Magnusson, the chairman of Blackstone Intermediate School’s Ethics Advisory Committee, threw the playbook at Steve Dean, who was sometimes mistaken for a student. Dean flinched but caught it.

“Well, Jack…”

“Speak up, Dean.”

“Er, it is Macbeth, Jack, and it’s on the reading list this year.”

Magnusson drew himself up, spreading his halfback shoulders, running a hand through his thinning steel-wool hair. “That curriculum’s always been trouble,” he said, “but there’s no use asking for more. What with the swear-word in Catcher in the Rye and the dead horse in Red Sky at Morning and the A.V. Department showing Corpse Grinders on Back-to-School Night, we’re going to start losing constituents to other districts that don’t have these problems.”

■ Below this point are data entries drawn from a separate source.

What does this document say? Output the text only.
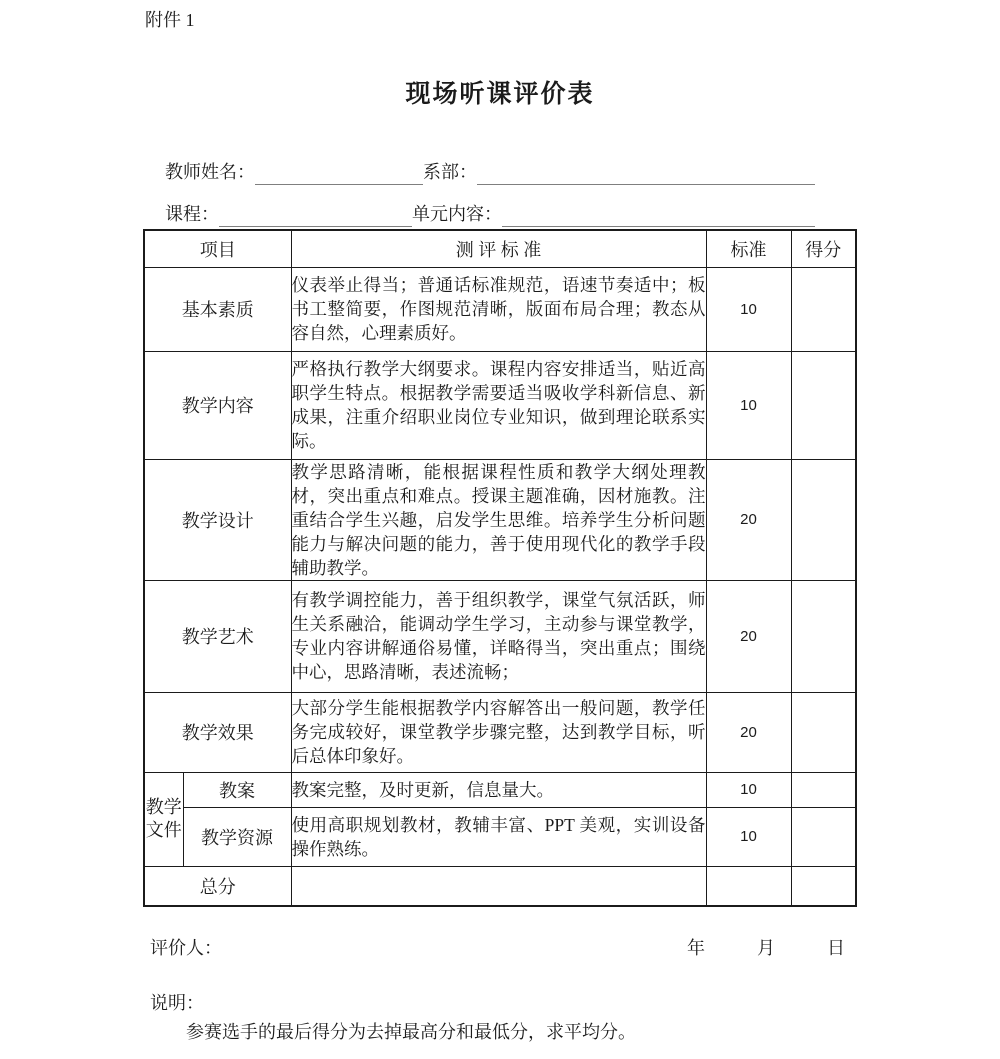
附件 1
现场听课评价表
教师姓名：	系部：
课程：	单元内容：
项目		测 评 标 准	标准	得分
基本素质		仪表举止得当；普通话标准规范，语速节奏适中；板书工整简要，作图规范清晰，版面布局合理；教态从容自然，心理素质好。	10	
教学内容		严格执行教学大纲要求。课程内容安排适当，贴近高职学生特点。根据教学需要适当吸收学科新信息、新成果，注重介绍职业岗位专业知识，做到理论联系实际。	10	
教学设计		教学思路清晰，能根据课程性质和教学大纲处理教材，突出重点和难点。授课主题准确，因材施教。注重结合学生兴趣，启发学生思维。培养学生分析问题能力与解决问题的能力，善于使用现代化的教学手段辅助教学。	20	
教学艺术		有教学调控能力，善于组织教学，课堂气氛活跃，师生关系融洽，能调动学生学习，主动参与课堂教学，专业内容讲解通俗易懂，详略得当，突出重点；围绕中心，思路清晰，表述流畅；	20	
教学效果		大部分学生能根据教学内容解答出一般问题，教学任务完成较好，课堂教学步骤完整，达到教学目标，听后总体印象好。	20	
教学文件	教案	教案完整，及时更新，信息量大。	10	
	教学资源	使用高职规划教材，教辅丰富、PPT 美观，实训设备操作熟练。	10	
总分				
评价人：	年	月	日
说明：
参赛选手的最后得分为去掉最高分和最低分，求平均分。
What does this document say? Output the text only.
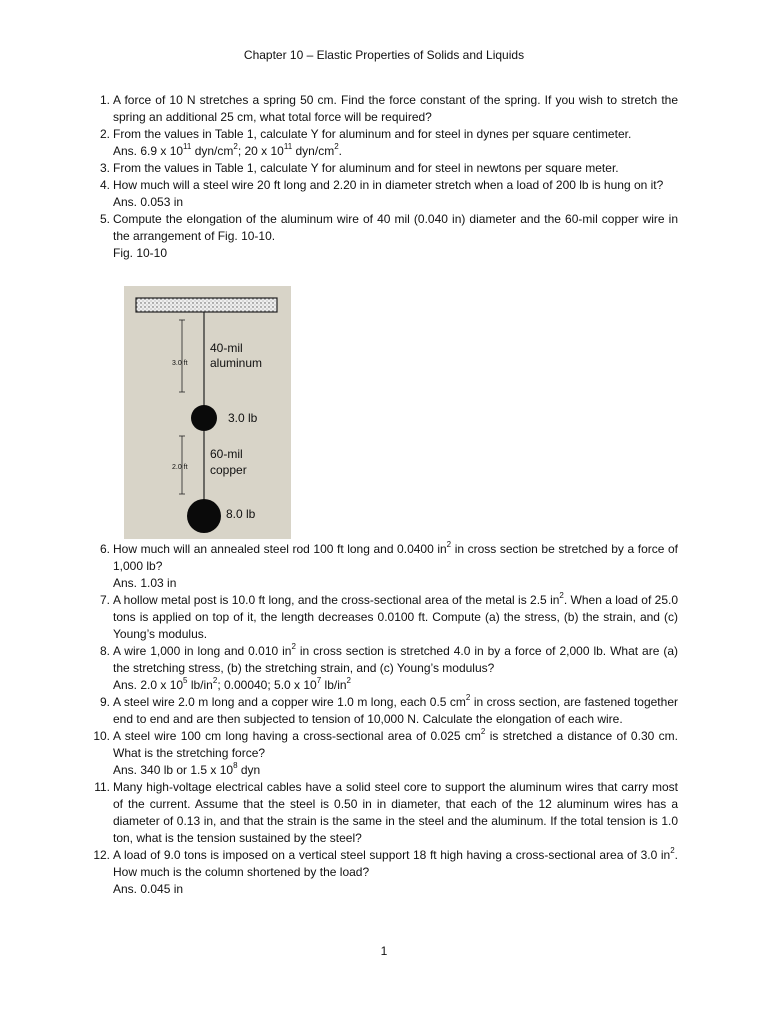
Chapter 10 – Elastic Properties of Solids and Liquids
1. A force of 10 N stretches a spring 50 cm. Find the force constant of the spring. If you wish to stretch the spring an additional 25 cm, what total force will be required?
2. From the values in Table 1, calculate Y for aluminum and for steel in dynes per square centimeter.
Ans. 6.9 x $10^{11}$ dyn/$cm^2$; 20 x $10^{11}$ dyn/$cm^2$.
3. From the values in Table 1, calculate Y for aluminum and for steel in newtons per square meter.
4. How much will a steel wire 20 ft long and 2.20 in in diameter stretch when a load of 200 lb is hung on it?
Ans. 0.053 in
5. Compute the elongation of the aluminum wire of 40 mil (0.040 in) diameter and the 60-mil copper wire in the arrangement of Fig. 10-10.
Fig. 10-10
3.0 ft
40-mil
aluminum
3.0 lb
2.0 ft
60-mil
copper
8.0 lb
6. How much will an annealed steel rod 100 ft long and 0.0400 $in^2$ in cross section be stretched by a force of 1,000 lb?
Ans. 1.03 in
7. A hollow metal post is 10.0 ft long, and the cross-sectional area of the metal is 2.5 $in^2$. When a load of 25.0 tons is applied on top of it, the length decreases 0.0100 ft. Compute (a) the stress, (b) the strain, and (c) Young’s modulus.
8. A wire 1,000 in long and 0.010 $in^2$ in cross section is stretched 4.0 in by a force of 2,000 lb. What are (a) the stretching stress, (b) the stretching strain, and (c) Young’s modulus?
Ans. 2.0 x $10^5$ $lb/in^2$; 0.00040; 5.0 x $10^7$ $lb/in^2$
9. A steel wire 2.0 m long and a copper wire 1.0 m long, each 0.5 $cm^2$ in cross section, are fastened together end to end and are then subjected to tension of 10,000 N. Calculate the elongation of each wire.
10. A steel wire 100 cm long having a cross-sectional area of 0.025 $cm^2$ is stretched a distance of 0.30 cm. What is the stretching force?
Ans. 340 lb or 1.5 x $10^8$ dyn
11. Many high-voltage electrical cables have a solid steel core to support the aluminum wires that carry most of the current. Assume that the steel is 0.50 in in diameter, that each of the 12 aluminum wires has a diameter of 0.13 in, and that the strain is the same in the steel and the aluminum. If the total tension is 1.0 ton, what is the tension sustained by the steel?
12. A load of 9.0 tons is imposed on a vertical steel support 18 ft high having a cross-sectional area of 3.0 $in^2$. How much is the column shortened by the load?
Ans. 0.045 in
1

Dean looked ready to cry into the pages of Macbeth. Nora Sherman grabbed the book from him and held it dangling by the spine.

She said, “Tirades aside, Jack, you’d better let the kids do Shakespeare this year or there’ll be a rebellion. Birnham Wood will move at recess, with Neal Bay heading the insurrection. There’s a lot of talent going to waste around here and the kids damn well know it.”

Dean stared at her, dazed. “Well said, Nora.”

“You stay out of this,” she said.

“What do you want from me?” Magnusson asked her. “I can’t approve this.”

“Perhaps not as it is, but what if it were toned down?”

Magnusson reared back. “Cut out the blood? There’d be nothing left.”

“No editing,” she said. “We won’t use the Shakespeare. We’ll write our own version. Improvise. I’ve seen grade school kids do it with The Wind in the Willows. Once we get rid of the poetry, we’re not stuck to the plot, and that gives the students considerable freedom. We can change the setting and period.”